# Correlation and regression

#### Objectives

At the end of the lecture students should be able to:

- Interpret a correlation coefficient
- Be aware of some of the basic problems associated with the use of correlation coefficients
- Know when it is appropriate to use a correlation coefficient and when a regression technique should be used

## Correlation

One of the simplest questions we can ask about two variables is: "Is there a linear relationship between them?"
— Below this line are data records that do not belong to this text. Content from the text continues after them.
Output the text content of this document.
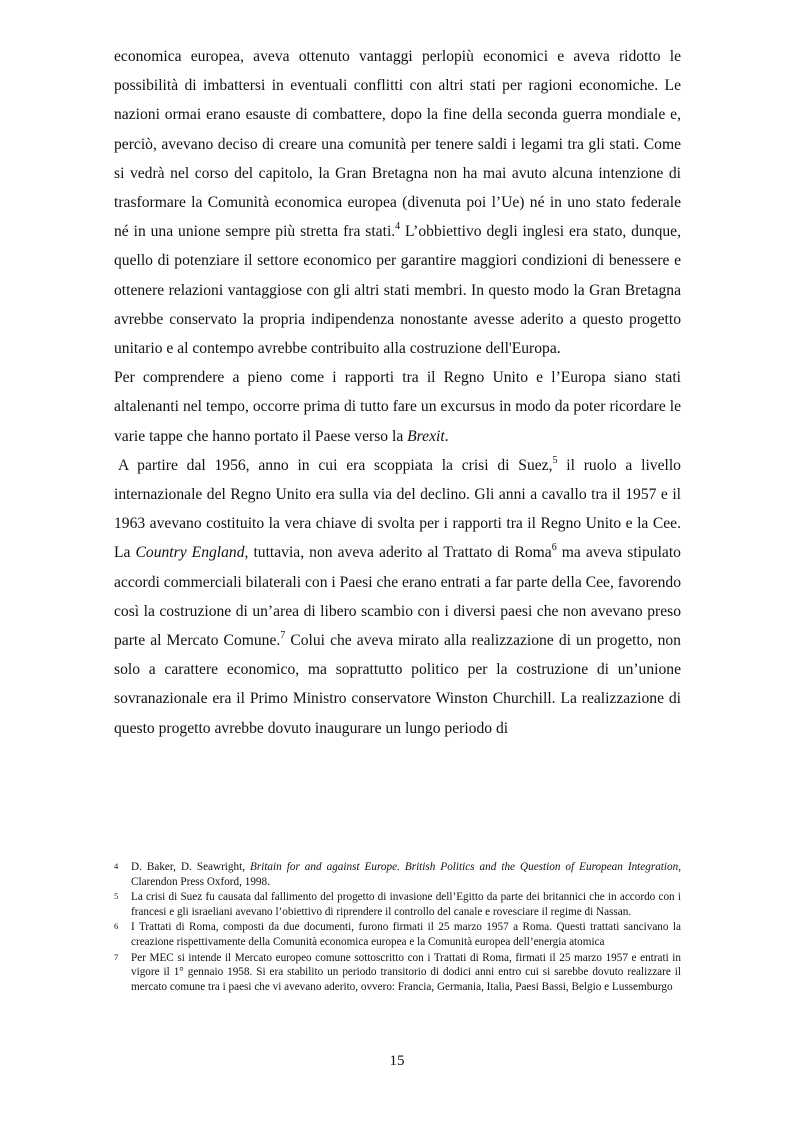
economica europea, aveva ottenuto vantaggi perlopiù economici e aveva ridotto le possibilità di imbattersi in eventuali conflitti con altri stati per ragioni economiche. Le nazioni ormai erano esauste di combattere, dopo la fine della seconda guerra mondiale e, perciò, avevano deciso di creare una comunità per tenere saldi i legami tra gli stati. Come si vedrà nel corso del capitolo, la Gran Bretagna non ha mai avuto alcuna intenzione di trasformare la Comunità economica europea (divenuta poi l’Ue) né in uno stato federale né in una unione sempre più stretta fra stati.$^4$ L’obbiettivo degli inglesi era stato, dunque, quello di potenziare il settore economico per garantire maggiori condizioni di benessere e ottenere relazioni vantaggiose con gli altri stati membri. In questo modo la Gran Bretagna avrebbe conservato la propria indipendenza nonostante avesse aderito a questo progetto unitario e al contempo avrebbe contribuito alla costruzione dell'Europa.

Per comprendere a pieno come i rapporti tra il Regno Unito e l’Europa siano stati altalenanti nel tempo, occorre prima di tutto fare un excursus in modo da poter ricordare le varie tappe che hanno portato il Paese verso la Brexit.

A partire dal 1956, anno in cui era scoppiata la crisi di Suez,$^5$ il ruolo a livello internazionale del Regno Unito era sulla via del declino. Gli anni a cavallo tra il 1957 e il 1963 avevano costituito la vera chiave di svolta per i rapporti tra il Regno Unito e la Cee. La Country England, tuttavia, non aveva aderito al Trattato di Roma$^6$ ma aveva stipulato accordi commerciali bilaterali con i Paesi che erano entrati a far parte della Cee, favorendo così la costruzione di un’area di libero scambio con i diversi paesi che non avevano preso parte al Mercato Comune.$^7$ Colui che aveva mirato alla realizzazione di un progetto, non solo a carattere economico, ma soprattutto politico per la costruzione di un’unione sovranazionale era il Primo Ministro conservatore Winston Churchill. La realizzazione di questo progetto avrebbe dovuto inaugurare un lungo periodo di

4	D. Baker, D. Seawright, Britain for and against Europe. British Politics and the Question of European Integration, Clarendon Press Oxford, 1998.
5	La crisi di Suez fu causata dal fallimento del progetto di invasione dell’Egitto da parte dei britannici che in accordo con i francesi e gli israeliani avevano l’obiettivo di riprendere il controllo del canale e rovesciare il regime di Nassan.
6	I Trattati di Roma, composti da due documenti, furono firmati il 25 marzo 1957 a Roma. Questi trattati sancivano la creazione rispettivamente della Comunità economica europea e la Comunità europea dell’energia atomica
7	Per MEC si intende il Mercato europeo comune sottoscritto con i Trattati di Roma, firmati il 25 marzo 1957 e entrati in vigore il 1° gennaio 1958. Si era stabilito un periodo transitorio di dodici anni entro cui si sarebbe dovuto realizzare il mercato comune tra i paesi che vi avevano aderito, ovvero: Francia, Germania, Italia, Paesi Bassi, Belgio e Lussemburgo
15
The (Pearson) correlation coefficient, **r**, is a measure of linear association between two continuous variables. It is a measure of how well the data fit a straight line.

**1 => r >= -1**

- If
**r > 0**we have a**Positive**correlation - If
**r < 0**we have a**Negative**correlation - If
**r = 0**we have**No**correlation

*Scatterplots showing data sets with different correlations*

We can also perform a hypothesis test, the null hypothesis is that there is no correlation between the two variables (i.e. the population correlation coefficient, **r**, is zero).

Note:

- It is harder to spot a correlation close to zero, but these are the ones we come across most often

Other points to note:

- The correlation coefficient is unaffected by units of measurement
- Correlations of less than 0·7 should be interpreted cautiously
- Correlation does not imply causation
- Overall, I do not find correlation to be a very useful technique

Correlation should not be used when:

- There is a non-linear relationship between variables
- The are outliers
- There are distinct sub-groups

For example healthy controls with diseased cases - If the values of one of the variables is determined in advance

e.g. Picking the doses of a drug in an experiment measuring its effect

Two examples of when not to use a correlation coefficient:

*(a) When there is a non-linear relationship; (b) when distinct subgroups are present. In both of these examples the correlation coefficient quoted is spurious.*

Spurious correlations crop up all the time:

- The price of petrol shows a positive correlation with the divorce rate over time
- Number of deaths from heart attacks in a population rises with incidence of long-sightedness over time
- Maximum daily air temperature and number of deaths of cattle were positively correlated during March 2001
- If we repeatedly measure two variables on the same individual over a period of time e.g. a child's height and ability to read, then we will tend to see a correlation

#### Spearman rank correlation coefficient

A (Pearson) correlation coefficient should be only calculated between two normally distributed random variables

The Spearman rank correlation coefficient, **r _{s}**, can be calculated for non-normally distributed variables. As this coefficient is based only on the ranks of observations outliers do not affect it unduly.

## Linear regression

- Regression analysis fits the best line to the observed data and allows us to make predictions about one variable from the values of the other.
- One variable (the independent variable) is assumed to predict the other (the dependent), the results are not the same if we swap the variables.
- The values of the independent variable may be selected.
- The values do not have to be normally distributed
- There are other assumptions and requirements of a regression analysis. (The relationships is approximately linear; the residuals have to be normally distributed etc.)
- Regression analysis is best carried out under the guidance of a statistician

## Why are variables correlated?

If two variables, **A** and **B**, are correlated then there are four possibilities:

- The result occurred by chance
**A**influences ('causes')**B**(or,**B**influences**A**. Not the same thing!)**A**and**B**are influenced by some other variable(s). This can happen in two ways:**C**may 'cause' both**A**and**B**e.g. increased consumption of sugar increases the number of caries a person has and increases their weight. Does more weight cause more caries?**A**may lead to an increase in**C**which 'causes'**B**e.g. low income may increase chance of smoking which increases chance of death from lung cancer. Does low income cause lung-cancer?